Глухие слухи поползли по Риму. Кипренский утверждал, что натурщица убита слугой. Медлительная римская полиция начала расследование уже после смерти слуги и, конечно, ничего не установила.
Римские обыватели, а за ними и кое-кто из художников открыто говорили, что убил натурщицу не слуга а Кипренский.
Рим отвернулся от художника. Когда он выходил на улицу, мальчишки швыряли в него камнями из-за оград и свистели, а соседи — ремесленники и торговцы — грозили убить.
Кипренский не выдержал травли и бежал из Рима в Париж.
Перед отъездом он отвел маленькую сироту Мариуччу в сиротскую школу для девочек, в «консерваторио», и поручил ее настоятелю-кардиналу. Он оставил деньги на воспитание девочки и просил немногих художников, еще не отшатнувшихся от него, заботиться о Мариучче и сообщать ему о ее судьбе.
В Париже русские художники, бывшие друзья Кипренского, не приняли его. Слух об убийстве дошел и сюда. Двери враждебно захлопывались перед ним. Выставка картин, устроенная им в Париже, была встречена равнодушно. Газеты о ней промолчали.

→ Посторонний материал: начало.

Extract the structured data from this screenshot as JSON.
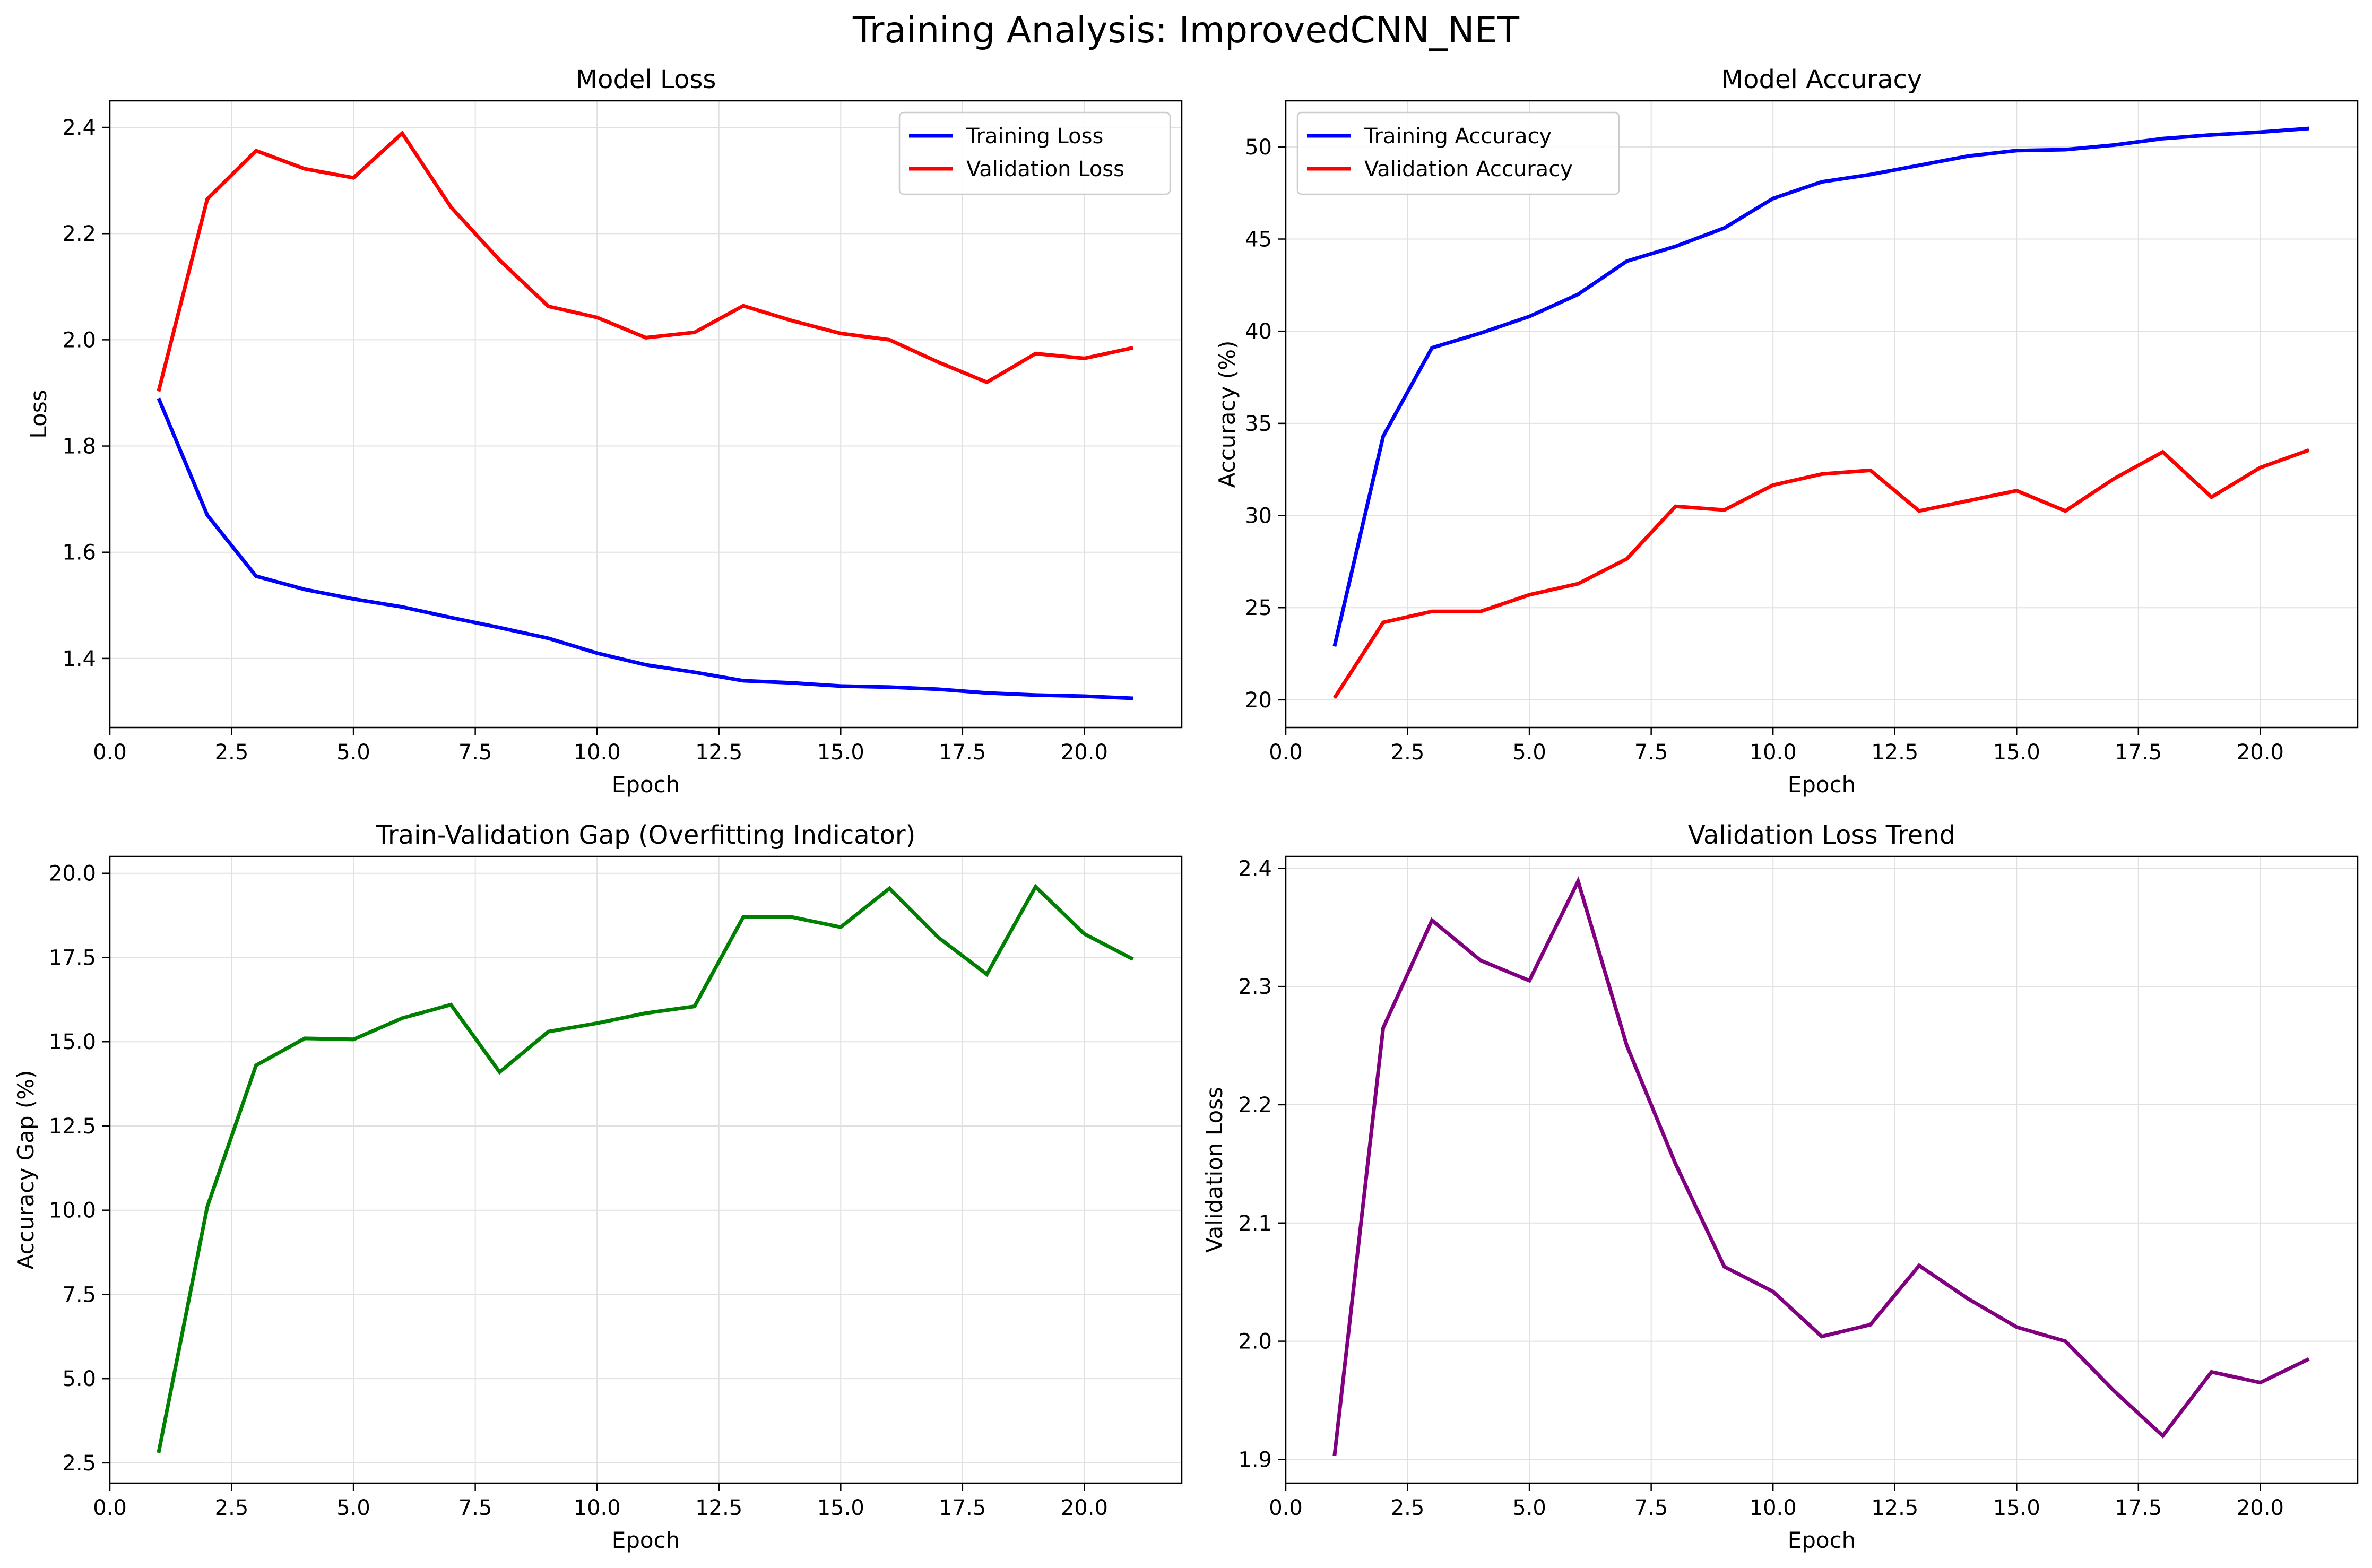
{
  "figure": {
    "title": "Training Analysis: ImprovedCNN_NET"
  },
  "chart_data": [
    {
      "type": "line",
      "title": "Model Loss",
      "xlabel": "Epoch",
      "ylabel": "Loss",
      "xlim": [
        0,
        22
      ],
      "ylim": [
        1.27,
        2.45
      ],
      "xticks": [
        0.0,
        2.5,
        5.0,
        7.5,
        10.0,
        12.5,
        15.0,
        17.5,
        20.0
      ],
      "xtick_labels": [
        "0.0",
        "2.5",
        "5.0",
        "7.5",
        "10.0",
        "12.5",
        "15.0",
        "17.5",
        "20.0"
      ],
      "yticks": [
        1.4,
        1.6,
        1.8,
        2.0,
        2.2,
        2.4
      ],
      "ytick_labels": [
        "1.4",
        "1.6",
        "1.8",
        "2.0",
        "2.2",
        "2.4"
      ],
      "grid": true,
      "legend": "top-right",
      "x": [
        1,
        2,
        3,
        4,
        5,
        6,
        7,
        8,
        9,
        10,
        11,
        12,
        13,
        14,
        15,
        16,
        17,
        18,
        19,
        20,
        21
      ],
      "series": [
        {
          "name": "Training Loss",
          "color": "#0000ff",
          "values": [
            1.89,
            1.67,
            1.555,
            1.53,
            1.512,
            1.497,
            1.477,
            1.458,
            1.438,
            1.41,
            1.388,
            1.374,
            1.358,
            1.354,
            1.348,
            1.346,
            1.342,
            1.335,
            1.331,
            1.329,
            1.325
          ]
        },
        {
          "name": "Validation Loss",
          "color": "#ff0000",
          "values": [
            1.903,
            2.265,
            2.356,
            2.322,
            2.305,
            2.389,
            2.25,
            2.15,
            2.063,
            2.042,
            2.004,
            2.014,
            2.064,
            2.036,
            2.012,
            2.0,
            1.958,
            1.92,
            1.974,
            1.965,
            1.985
          ]
        }
      ]
    },
    {
      "type": "line",
      "title": "Model Accuracy",
      "xlabel": "Epoch",
      "ylabel": "Accuracy (%)",
      "xlim": [
        0,
        22
      ],
      "ylim": [
        18.5,
        52.5
      ],
      "xticks": [
        0.0,
        2.5,
        5.0,
        7.5,
        10.0,
        12.5,
        15.0,
        17.5,
        20.0
      ],
      "xtick_labels": [
        "0.0",
        "2.5",
        "5.0",
        "7.5",
        "10.0",
        "12.5",
        "15.0",
        "17.5",
        "20.0"
      ],
      "yticks": [
        20,
        25,
        30,
        35,
        40,
        45,
        50
      ],
      "ytick_labels": [
        "20",
        "25",
        "30",
        "35",
        "40",
        "45",
        "50"
      ],
      "grid": true,
      "legend": "top-left",
      "x": [
        1,
        2,
        3,
        4,
        5,
        6,
        7,
        8,
        9,
        10,
        11,
        12,
        13,
        14,
        15,
        16,
        17,
        18,
        19,
        20,
        21
      ],
      "series": [
        {
          "name": "Training Accuracy",
          "color": "#0000ff",
          "values": [
            22.9,
            34.3,
            39.1,
            39.9,
            40.8,
            42.0,
            43.8,
            44.6,
            45.6,
            47.2,
            48.1,
            48.5,
            49.0,
            49.5,
            49.8,
            49.85,
            50.1,
            50.45,
            50.65,
            50.8,
            51.0
          ]
        },
        {
          "name": "Validation Accuracy",
          "color": "#ff0000",
          "values": [
            20.1,
            24.2,
            24.8,
            24.8,
            25.7,
            26.3,
            27.65,
            30.5,
            30.3,
            31.65,
            32.25,
            32.45,
            30.25,
            30.8,
            31.35,
            30.25,
            32.0,
            33.45,
            31.0,
            32.6,
            33.55
          ]
        }
      ]
    },
    {
      "type": "line",
      "title": "Train-Validation Gap (Overfitting Indicator)",
      "xlabel": "Epoch",
      "ylabel": "Accuracy Gap (%)",
      "xlim": [
        0,
        22
      ],
      "ylim": [
        1.9,
        20.5
      ],
      "xticks": [
        0.0,
        2.5,
        5.0,
        7.5,
        10.0,
        12.5,
        15.0,
        17.5,
        20.0
      ],
      "xtick_labels": [
        "0.0",
        "2.5",
        "5.0",
        "7.5",
        "10.0",
        "12.5",
        "15.0",
        "17.5",
        "20.0"
      ],
      "yticks": [
        2.5,
        5.0,
        7.5,
        10.0,
        12.5,
        15.0,
        17.5,
        20.0
      ],
      "ytick_labels": [
        "2.5",
        "5.0",
        "7.5",
        "10.0",
        "12.5",
        "15.0",
        "17.5",
        "20.0"
      ],
      "grid": true,
      "x": [
        1,
        2,
        3,
        4,
        5,
        6,
        7,
        8,
        9,
        10,
        11,
        12,
        13,
        14,
        15,
        16,
        17,
        18,
        19,
        20,
        21
      ],
      "series": [
        {
          "color": "#008000",
          "values": [
            2.8,
            10.1,
            14.3,
            15.1,
            15.07,
            15.7,
            16.1,
            14.1,
            15.3,
            15.55,
            15.85,
            16.05,
            18.7,
            18.7,
            18.4,
            19.55,
            18.1,
            17.0,
            19.6,
            18.2,
            17.45
          ]
        }
      ]
    },
    {
      "type": "line",
      "title": "Validation Loss Trend",
      "xlabel": "Epoch",
      "ylabel": "Validation Loss",
      "xlim": [
        0,
        22
      ],
      "ylim": [
        1.88,
        2.41
      ],
      "xticks": [
        0.0,
        2.5,
        5.0,
        7.5,
        10.0,
        12.5,
        15.0,
        17.5,
        20.0
      ],
      "xtick_labels": [
        "0.0",
        "2.5",
        "5.0",
        "7.5",
        "10.0",
        "12.5",
        "15.0",
        "17.5",
        "20.0"
      ],
      "yticks": [
        1.9,
        2.0,
        2.1,
        2.2,
        2.3,
        2.4
      ],
      "ytick_labels": [
        "1.9",
        "2.0",
        "2.1",
        "2.2",
        "2.3",
        "2.4"
      ],
      "grid": true,
      "x": [
        1,
        2,
        3,
        4,
        5,
        6,
        7,
        8,
        9,
        10,
        11,
        12,
        13,
        14,
        15,
        16,
        17,
        18,
        19,
        20,
        21
      ],
      "series": [
        {
          "color": "#800080",
          "values": [
            1.903,
            2.265,
            2.356,
            2.322,
            2.305,
            2.389,
            2.25,
            2.15,
            2.063,
            2.042,
            2.004,
            2.014,
            2.064,
            2.036,
            2.012,
            2.0,
            1.958,
            1.92,
            1.974,
            1.965,
            1.985
          ]
        }
      ]
    }
  ]
}
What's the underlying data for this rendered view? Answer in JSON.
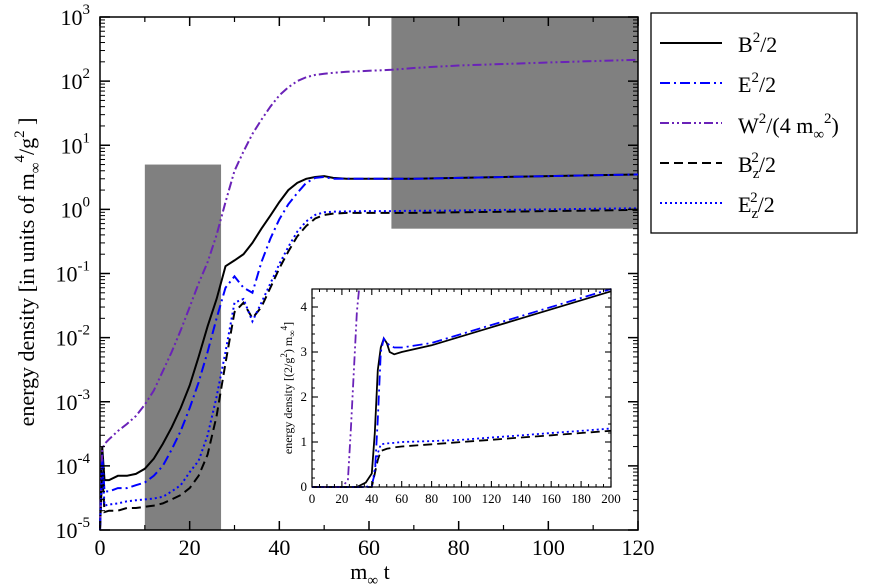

Кипренский был выброшен из общества. Он затаил обиду. В Италию возврата не было. Париж не хотел его замечать. Осталось одно только место на земле, куда он мог уехать, чтобы забыться от страшных дней и снова взяться за кисть. Это была Россия, покинутая родина, видевшая его расцвет и славу.
В 1823 году, усталый и озлобленный, Кипренский вернулся в Петербург.
Сырое небо Петербурга залечивало раны медленно. Старые друзья не знали, о чем говорить. Никто из них не расспрашивал Кипренского об Италии. Их нарочито веселые и однообразные возгласы при встрече: «Ба, Орест, да ты все таков же!» — смертельно надоели художнику.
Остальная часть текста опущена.